Oh definitely. I can understand that. It happens to me in GNAT all the time. Like when I wanted access to CTS and RTS on the serial port, my copy of GNAT doesn’t give direct access to those in their serial port package. The stuff I needed was there in the private section of that package though.

What I’ve done for my own projects is make use of child packages since they can see into the private section of their parent packages. So like for my emulator, I restrict visibility a lot some of my components (so I am not easily able to just dive in and bypass code by manipulating internals). However, for testing I do want to sometimes use some of those internals, so in my testing projects, I’ll make child packages of the ones I want to peek into (or modify).

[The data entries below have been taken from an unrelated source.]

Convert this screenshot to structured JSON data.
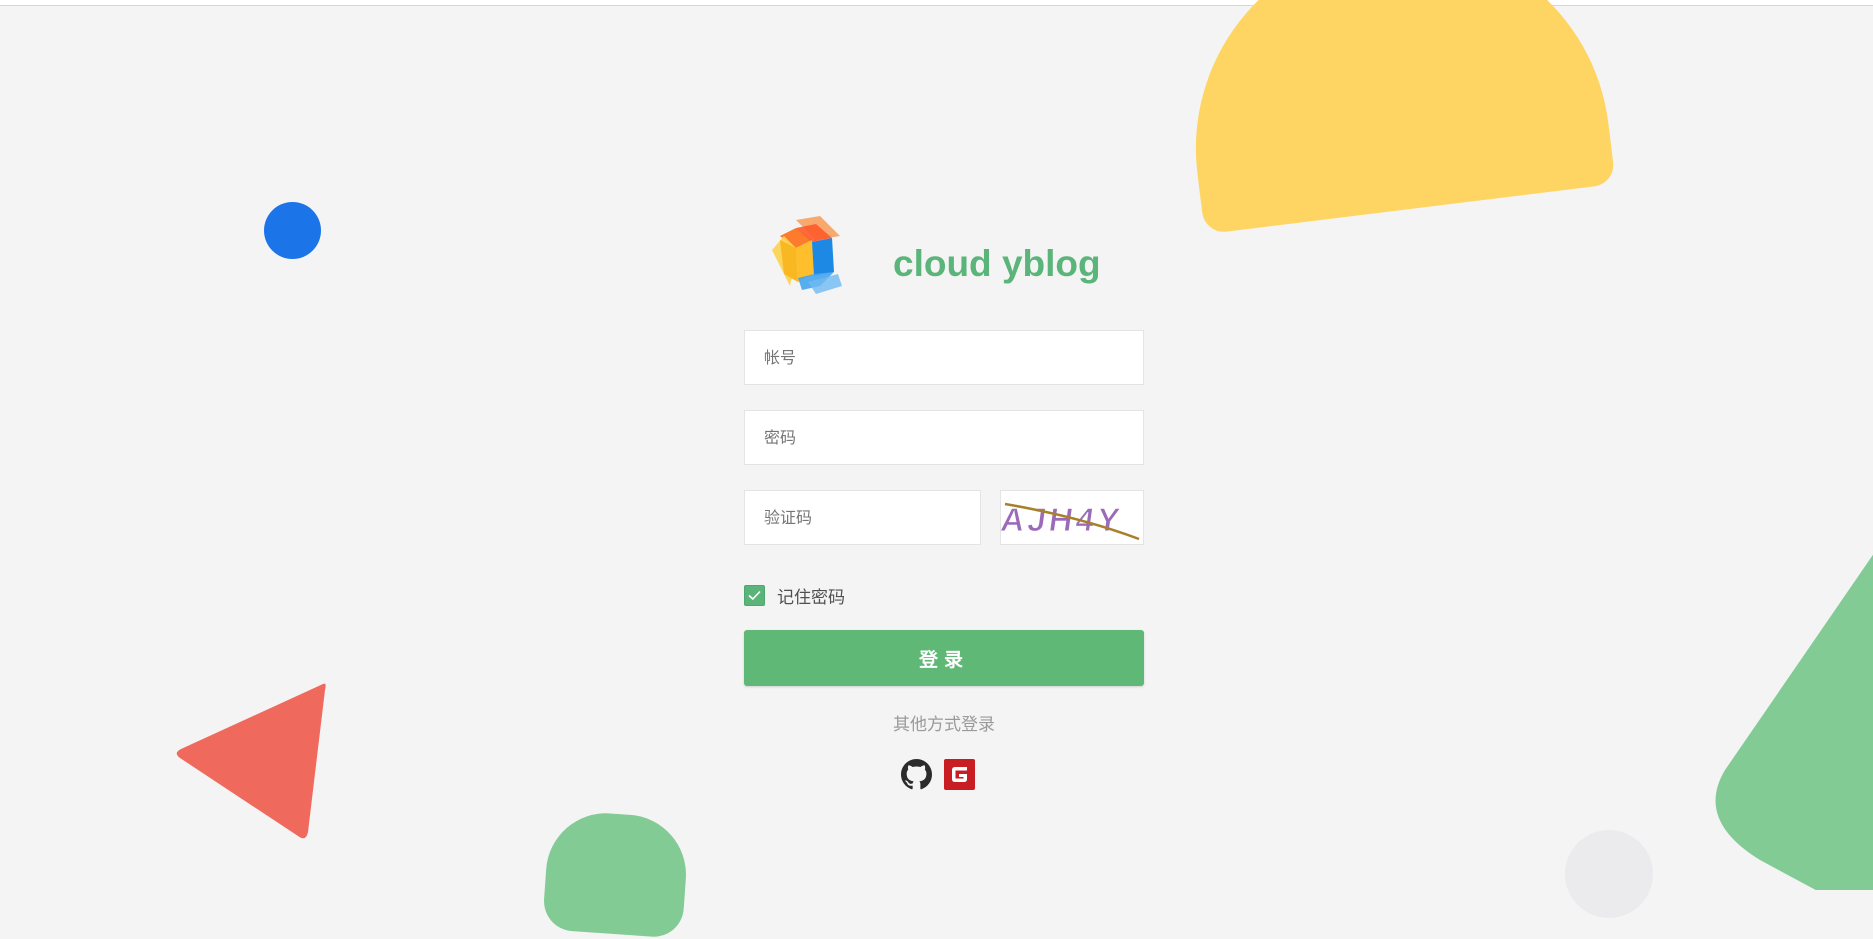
{
  "brand": {
    "title": "cloud yblog",
    "title_color": "#5bb57a"
  },
  "form": {
    "account_placeholder": "帐号",
    "password_placeholder": "密码",
    "captcha_placeholder": "验证码",
    "captcha_image_text": "AJH4Y",
    "remember_label": "记住密码",
    "remember_checked": true,
    "login_button_label": "登录",
    "other_login_label": "其他方式登录"
  },
  "social_logins": [
    {
      "name": "github",
      "icon": "github-icon"
    },
    {
      "name": "gitee",
      "icon": "gitee-icon"
    }
  ],
  "colors": {
    "background": "#f4f4f4",
    "accent_green": "#5fb876",
    "decor_yellow": "#fed563",
    "decor_blue": "#1c74e9",
    "decor_red": "#ef6a5c",
    "decor_green": "#83cb95",
    "gitee_red": "#c71d23"
  }
}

Since child packages can see into the private sections of the parent, that gives me some ways to bypass the safety when I need to, while at least hindering me in my main project (which doesn’t have those child packages).

It’s a feature of Ada that I feel is a safety hazard, so I don’t typically make use of it in “product” code, but for testing, I don’t mind it as much.

yeah, on reading what you wrote above this, my reaction was…

:astonished:

Interesting that you feel using child packages in that way is a “safety hazard”. I find it a nice way to breakup functionality, especially to limit how much ripple effect a change can make by allowing the user to “with” just what they want. This is especially for functionality that I might think of after the fact.

I don’t feel like using child packages in general is a problem. Using child packages to expose private fields and variables to the public though can be particularly dangerous. I use child packages to break up code all the time

Another way to look at it is you are partitioning the global scope so that each subsystem has it’s own “private” global scope. Specifically, a parent package’s private section is the private global scope available to all the child packages in the hierarchy rooted at that parent.

When using a package hierarchy to implement a large subsystem, this way of managing the “global” scope within the subsystem seems like a really nice feature of Ada.